Tuesday, August 21, 2007

Attack of the killer tags!

Recently I sent the first three chapters of my novella to a friend that I trust to critique it for me. I've been very high on this manuscript since I started it. Even though it's been awhile since I've written a romance, I thought that my little novella was just brimming with sexual tension and conflict between my hero and heroine.

Well all that is there, but also abundance of tags. You know those short one line descriptions that are supposed to be so skillfully tucked into dialogue and laced throughout the narrative that they usually escape notice? Not in my hands. My friend highlighted all my tags and to my chagrin, I had one page that was literally covered in them, and that was the first page! At one point in the manuscript, the whole page was blue with highlights. Instead of seamlessly weaving them into the dialogue, as I had thought, they stuck out like a sore thumb.
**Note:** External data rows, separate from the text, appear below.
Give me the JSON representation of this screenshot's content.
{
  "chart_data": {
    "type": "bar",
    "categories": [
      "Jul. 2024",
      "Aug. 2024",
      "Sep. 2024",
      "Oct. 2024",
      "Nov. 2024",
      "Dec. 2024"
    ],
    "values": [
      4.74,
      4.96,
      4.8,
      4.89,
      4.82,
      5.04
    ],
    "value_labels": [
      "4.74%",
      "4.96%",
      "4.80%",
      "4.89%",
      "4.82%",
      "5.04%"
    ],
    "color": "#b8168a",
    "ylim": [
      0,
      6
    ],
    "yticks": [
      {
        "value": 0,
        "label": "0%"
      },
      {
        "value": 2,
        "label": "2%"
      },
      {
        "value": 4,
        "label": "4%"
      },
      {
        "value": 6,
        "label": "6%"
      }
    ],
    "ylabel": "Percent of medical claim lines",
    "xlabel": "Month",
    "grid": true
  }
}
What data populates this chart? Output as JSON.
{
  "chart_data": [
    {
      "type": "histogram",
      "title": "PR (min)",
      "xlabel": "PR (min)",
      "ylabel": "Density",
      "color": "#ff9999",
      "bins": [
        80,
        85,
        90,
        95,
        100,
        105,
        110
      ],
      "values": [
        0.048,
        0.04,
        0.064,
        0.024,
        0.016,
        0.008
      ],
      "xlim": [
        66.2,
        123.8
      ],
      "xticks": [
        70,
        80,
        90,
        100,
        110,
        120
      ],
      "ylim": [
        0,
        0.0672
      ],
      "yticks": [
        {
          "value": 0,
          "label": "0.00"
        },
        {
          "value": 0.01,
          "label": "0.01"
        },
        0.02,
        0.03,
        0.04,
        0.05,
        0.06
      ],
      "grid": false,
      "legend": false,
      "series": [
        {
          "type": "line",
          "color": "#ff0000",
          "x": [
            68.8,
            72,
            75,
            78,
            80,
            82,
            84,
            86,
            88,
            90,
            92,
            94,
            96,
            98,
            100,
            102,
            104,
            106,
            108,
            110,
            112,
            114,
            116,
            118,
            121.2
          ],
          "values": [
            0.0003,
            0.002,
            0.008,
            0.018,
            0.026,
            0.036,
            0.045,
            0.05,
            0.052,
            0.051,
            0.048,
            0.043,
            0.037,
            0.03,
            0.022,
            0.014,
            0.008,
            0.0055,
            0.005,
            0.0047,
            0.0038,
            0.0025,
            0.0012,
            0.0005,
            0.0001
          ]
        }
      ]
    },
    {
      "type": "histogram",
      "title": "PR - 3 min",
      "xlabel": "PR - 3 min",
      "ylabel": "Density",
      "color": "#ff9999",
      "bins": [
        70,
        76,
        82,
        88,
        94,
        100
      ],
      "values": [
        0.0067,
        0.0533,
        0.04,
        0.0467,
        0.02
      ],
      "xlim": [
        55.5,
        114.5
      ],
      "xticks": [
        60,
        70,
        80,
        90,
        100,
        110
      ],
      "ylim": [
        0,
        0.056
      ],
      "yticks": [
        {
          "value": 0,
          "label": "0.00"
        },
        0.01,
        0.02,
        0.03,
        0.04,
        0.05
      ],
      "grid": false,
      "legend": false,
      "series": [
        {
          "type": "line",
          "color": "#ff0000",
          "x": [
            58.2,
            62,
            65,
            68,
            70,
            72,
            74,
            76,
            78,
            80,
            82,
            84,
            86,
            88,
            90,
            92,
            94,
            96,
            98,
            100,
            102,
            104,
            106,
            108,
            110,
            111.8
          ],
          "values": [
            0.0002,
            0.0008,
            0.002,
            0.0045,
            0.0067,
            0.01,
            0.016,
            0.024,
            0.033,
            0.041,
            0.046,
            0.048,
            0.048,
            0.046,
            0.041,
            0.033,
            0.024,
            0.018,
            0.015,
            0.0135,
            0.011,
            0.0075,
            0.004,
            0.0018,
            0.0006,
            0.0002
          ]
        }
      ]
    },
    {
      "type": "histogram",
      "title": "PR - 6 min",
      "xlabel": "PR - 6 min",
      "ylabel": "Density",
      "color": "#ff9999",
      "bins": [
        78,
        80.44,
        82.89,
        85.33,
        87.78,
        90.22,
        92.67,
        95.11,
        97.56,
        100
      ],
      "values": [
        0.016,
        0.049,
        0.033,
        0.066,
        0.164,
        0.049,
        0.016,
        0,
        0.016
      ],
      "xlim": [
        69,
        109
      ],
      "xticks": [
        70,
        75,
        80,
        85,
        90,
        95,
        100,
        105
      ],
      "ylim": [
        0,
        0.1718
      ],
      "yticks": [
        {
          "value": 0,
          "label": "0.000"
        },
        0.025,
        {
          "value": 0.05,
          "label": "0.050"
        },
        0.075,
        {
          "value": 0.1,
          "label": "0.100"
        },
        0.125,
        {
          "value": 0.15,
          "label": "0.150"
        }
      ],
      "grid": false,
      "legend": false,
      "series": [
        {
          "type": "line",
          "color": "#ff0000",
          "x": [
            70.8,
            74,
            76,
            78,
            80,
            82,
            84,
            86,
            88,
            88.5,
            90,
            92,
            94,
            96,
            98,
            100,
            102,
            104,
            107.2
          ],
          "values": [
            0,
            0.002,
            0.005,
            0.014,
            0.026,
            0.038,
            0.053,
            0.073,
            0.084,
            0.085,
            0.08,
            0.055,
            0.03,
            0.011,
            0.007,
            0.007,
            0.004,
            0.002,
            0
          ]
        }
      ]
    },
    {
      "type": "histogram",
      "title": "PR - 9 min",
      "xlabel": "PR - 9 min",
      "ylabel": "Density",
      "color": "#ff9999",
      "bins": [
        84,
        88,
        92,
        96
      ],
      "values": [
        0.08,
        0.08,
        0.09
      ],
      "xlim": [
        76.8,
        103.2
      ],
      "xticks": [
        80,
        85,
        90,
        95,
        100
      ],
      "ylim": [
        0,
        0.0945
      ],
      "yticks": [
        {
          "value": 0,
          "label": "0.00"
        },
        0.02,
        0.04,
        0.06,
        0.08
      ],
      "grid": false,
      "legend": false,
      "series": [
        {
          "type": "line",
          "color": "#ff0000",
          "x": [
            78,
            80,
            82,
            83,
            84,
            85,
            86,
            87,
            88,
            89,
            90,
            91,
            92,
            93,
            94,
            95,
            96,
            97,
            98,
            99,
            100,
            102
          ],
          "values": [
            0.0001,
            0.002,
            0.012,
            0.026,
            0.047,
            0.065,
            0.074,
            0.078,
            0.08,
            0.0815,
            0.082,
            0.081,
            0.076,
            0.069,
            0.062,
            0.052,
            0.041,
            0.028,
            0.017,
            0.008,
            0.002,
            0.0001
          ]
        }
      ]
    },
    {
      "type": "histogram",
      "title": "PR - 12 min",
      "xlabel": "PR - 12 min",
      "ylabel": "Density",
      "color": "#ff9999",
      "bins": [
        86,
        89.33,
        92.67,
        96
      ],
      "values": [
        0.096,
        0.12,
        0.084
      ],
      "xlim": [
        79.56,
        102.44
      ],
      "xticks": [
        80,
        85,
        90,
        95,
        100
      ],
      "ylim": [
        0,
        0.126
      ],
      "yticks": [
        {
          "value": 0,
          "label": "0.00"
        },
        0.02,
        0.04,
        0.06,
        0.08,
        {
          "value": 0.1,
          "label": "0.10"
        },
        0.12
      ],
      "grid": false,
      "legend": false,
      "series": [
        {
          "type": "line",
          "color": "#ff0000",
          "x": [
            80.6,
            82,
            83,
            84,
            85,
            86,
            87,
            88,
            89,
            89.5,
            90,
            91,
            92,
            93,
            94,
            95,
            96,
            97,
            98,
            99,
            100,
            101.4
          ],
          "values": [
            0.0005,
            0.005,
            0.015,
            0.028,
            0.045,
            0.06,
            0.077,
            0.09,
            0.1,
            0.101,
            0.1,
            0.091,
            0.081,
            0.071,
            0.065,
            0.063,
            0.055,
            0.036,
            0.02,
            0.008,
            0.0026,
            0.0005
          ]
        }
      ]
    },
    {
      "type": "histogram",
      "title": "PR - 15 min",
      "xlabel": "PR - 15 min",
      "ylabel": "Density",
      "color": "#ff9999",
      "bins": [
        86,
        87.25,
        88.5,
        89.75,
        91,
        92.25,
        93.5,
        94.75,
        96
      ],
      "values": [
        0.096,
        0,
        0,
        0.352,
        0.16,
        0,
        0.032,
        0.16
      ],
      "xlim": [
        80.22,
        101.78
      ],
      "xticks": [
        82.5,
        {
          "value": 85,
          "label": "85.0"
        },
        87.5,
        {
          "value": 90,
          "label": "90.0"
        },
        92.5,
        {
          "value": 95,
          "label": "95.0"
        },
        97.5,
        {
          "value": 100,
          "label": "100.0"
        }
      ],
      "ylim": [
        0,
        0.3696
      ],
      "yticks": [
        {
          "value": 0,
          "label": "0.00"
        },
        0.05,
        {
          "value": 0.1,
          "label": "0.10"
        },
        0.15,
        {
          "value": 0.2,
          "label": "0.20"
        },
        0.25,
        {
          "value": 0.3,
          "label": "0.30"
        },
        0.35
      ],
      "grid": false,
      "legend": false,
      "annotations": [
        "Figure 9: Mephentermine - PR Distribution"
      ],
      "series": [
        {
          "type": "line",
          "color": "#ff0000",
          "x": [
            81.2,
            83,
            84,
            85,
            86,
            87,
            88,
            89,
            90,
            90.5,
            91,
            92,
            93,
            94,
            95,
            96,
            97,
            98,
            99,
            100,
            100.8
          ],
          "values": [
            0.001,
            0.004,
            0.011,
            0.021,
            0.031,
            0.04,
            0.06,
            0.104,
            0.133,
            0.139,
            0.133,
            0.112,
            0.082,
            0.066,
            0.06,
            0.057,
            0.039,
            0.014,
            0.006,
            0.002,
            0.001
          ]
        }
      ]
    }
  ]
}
For example, instead of just ending the dialogue with Rebekah said, I had:


"But why Dylan Fraser, and why now," she asked, leaning forward in her chair.


And then before that, I had my other two characters in the scene doing the same thing. They would say a line, and I would have an action at the same time. One character was popping Nicorette gum, after his line of dialogue. Or a plethora of adverbs, i.e. awkwardly, quietly, subtly. Things that were actually conveyed in the diaglogue, but I felt the need to telegraph it as well.


"Contract is on its way to his agent as we speak," Ari said, a smile of satisifaction on his lips.


Instead I could have said:


"Contract is on its way to his agent as we speak," Ari said. There was a smile of satisfaction on his lips that made Rebekah uneasy, like a cat who had eaten an entire pound of caviar.


Or something like that.


I had no idea that I was doing this, even though I've gone through two drafts of the novella. Thank god, my friend spotted it before I sent it out. Since she told me, I've been very conscious in my revisions of checking myself. I've managed to eliminate the most egregious offenses in the rest of the manuscript. Now, I need to go back to my YA manuscripts and check those. Make sure that I eliminate most of the little buggers there too.


It's amazing how you can fall into a pattern of writing and not even see that you're doing it. That's why having a really good critique partner is so important, to call you not just on your plot holes but also on your little habits that might be getting in the way of your writing.


I will definitely be buying my friend a drink the next time I see her for saving not just me but my manuscript as well.


Thanks for reading,


EKM

(The picture of Patrick Stewart has nothing to do with my post. I just liked it!)